Professor Mathers: I would say that some of grade 1 FGM, unless you have seen a lot of FGM, is quite difficult to diagnose. This is why we need the expertise in the community for a definitive diagnosis to be made.
Q112 Chair: Are you confident that you are doing enough to inform your members of the seriousness of the situation, bearing in mind they have not been able to have a huge increase in training since the publication of this report and the Girl Summit? You talked about a number of initiatives, but at the end of the day this is happening in a surgery somewhere in Britain where somebody may not be able to go to the Girl Summit or any of these other conferences or events. It is happening at the frontline, isn’t it?
Professor Mathers: We are always open to new initiatives. We are doing everything we can think of to raise the profile and to raise the awareness and training of our members.
Q113 Chair: Did I put the issue of the private clinics to you before?
Professor Mathers: No.
Chair: I have put it to all the other witnesses so I should put it to you. Do you think those who are operating private clinics in places like Harley Street and elsewhere and are performing these designer vagina operations should also be covered by this law?
Professor Mathers: Yes.
Janet Fyle: I think so. I will expand a little bit on that. We could be accused of double standards if we are saying to the communities, “You cannot do that” but we are saying to doctors and surgeons, “Yes, of course, you can do that if you give anaesthetic and have a very nice room where you can put the girl”. Sometimes girls of 16 and 17 are at greater risk of being taken to one of these places to have it done, so I think we should look at that because there is not much difference.
Q114 Chair: Ms Fyle and Professor Mathers, thank you very much for coming in today. If you have any statistics for us, especially from the GMC—obviously we will write to the GMC about this but if you know of any statistics—please would you write and tell us about them?
Professor Mathers: We will. Last time you asked us to look at best practice overseas and we have looked at that and have some interesting data that the Committee might be interested in.
Chair: Have you? Tell us about that before you go. Which countries?

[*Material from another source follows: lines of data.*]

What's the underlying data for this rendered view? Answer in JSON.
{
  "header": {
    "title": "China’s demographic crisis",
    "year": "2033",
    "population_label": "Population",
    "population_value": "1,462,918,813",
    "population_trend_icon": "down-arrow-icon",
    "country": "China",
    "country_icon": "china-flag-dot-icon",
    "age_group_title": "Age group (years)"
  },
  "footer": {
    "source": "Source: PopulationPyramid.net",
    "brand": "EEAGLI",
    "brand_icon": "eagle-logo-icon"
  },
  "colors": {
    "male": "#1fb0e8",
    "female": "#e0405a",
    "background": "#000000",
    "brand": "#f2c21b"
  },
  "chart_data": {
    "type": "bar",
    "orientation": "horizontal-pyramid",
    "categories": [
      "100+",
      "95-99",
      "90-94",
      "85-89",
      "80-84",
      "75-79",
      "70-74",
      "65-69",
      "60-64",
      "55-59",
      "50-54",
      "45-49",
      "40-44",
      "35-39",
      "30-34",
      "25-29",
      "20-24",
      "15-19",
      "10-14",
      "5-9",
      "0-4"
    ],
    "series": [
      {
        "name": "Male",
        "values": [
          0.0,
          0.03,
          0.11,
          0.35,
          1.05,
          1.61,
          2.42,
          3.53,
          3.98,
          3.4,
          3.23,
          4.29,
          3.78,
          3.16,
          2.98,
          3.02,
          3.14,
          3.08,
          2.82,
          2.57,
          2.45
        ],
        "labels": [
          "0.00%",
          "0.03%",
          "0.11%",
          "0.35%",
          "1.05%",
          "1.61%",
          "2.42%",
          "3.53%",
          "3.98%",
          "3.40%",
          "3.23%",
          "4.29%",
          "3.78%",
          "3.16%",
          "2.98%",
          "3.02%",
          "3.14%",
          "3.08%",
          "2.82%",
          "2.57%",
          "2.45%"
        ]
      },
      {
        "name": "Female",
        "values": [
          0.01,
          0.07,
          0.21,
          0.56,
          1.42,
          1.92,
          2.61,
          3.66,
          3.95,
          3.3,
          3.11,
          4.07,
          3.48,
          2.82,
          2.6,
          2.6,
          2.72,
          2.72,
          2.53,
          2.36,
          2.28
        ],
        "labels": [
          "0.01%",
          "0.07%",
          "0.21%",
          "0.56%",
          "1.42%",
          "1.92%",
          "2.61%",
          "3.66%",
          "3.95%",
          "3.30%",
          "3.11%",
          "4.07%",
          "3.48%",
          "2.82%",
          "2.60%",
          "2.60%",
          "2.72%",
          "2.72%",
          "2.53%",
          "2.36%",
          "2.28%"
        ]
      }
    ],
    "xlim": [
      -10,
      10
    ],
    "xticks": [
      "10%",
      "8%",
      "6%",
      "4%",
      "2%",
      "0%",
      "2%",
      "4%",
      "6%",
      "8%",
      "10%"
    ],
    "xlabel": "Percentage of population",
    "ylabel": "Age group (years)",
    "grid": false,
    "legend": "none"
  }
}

Professor Mathers: Well, particularly the Netherlands. We looked at the situation in the Netherlands, Australia and France, following your recommendation. In the Netherlands a report has just been produced that of 70,000 women living in the communities that are likely to be affected by FGM, the estimate is about 40%. But from that community they estimate that there are about 40 to 50 girls out of the 70,000 community who are at risk of FGM. That is a surprisingly small number but they have a very robust methodology. I will obviously forward that report to you.
Q115 Chair: Thank you for taking our recommendation. Janet Fyle?
Janet Fyle: I was just going to say about the statistics that you probably are aware that there is another part of the prevalence study about to be reported on 6 February that would give us a rough estimate or prediction of how many girls are at risk. It is going to be quite surprising.
Chair: Thank you very much for coming in. We are most grateful. That concludes the session today.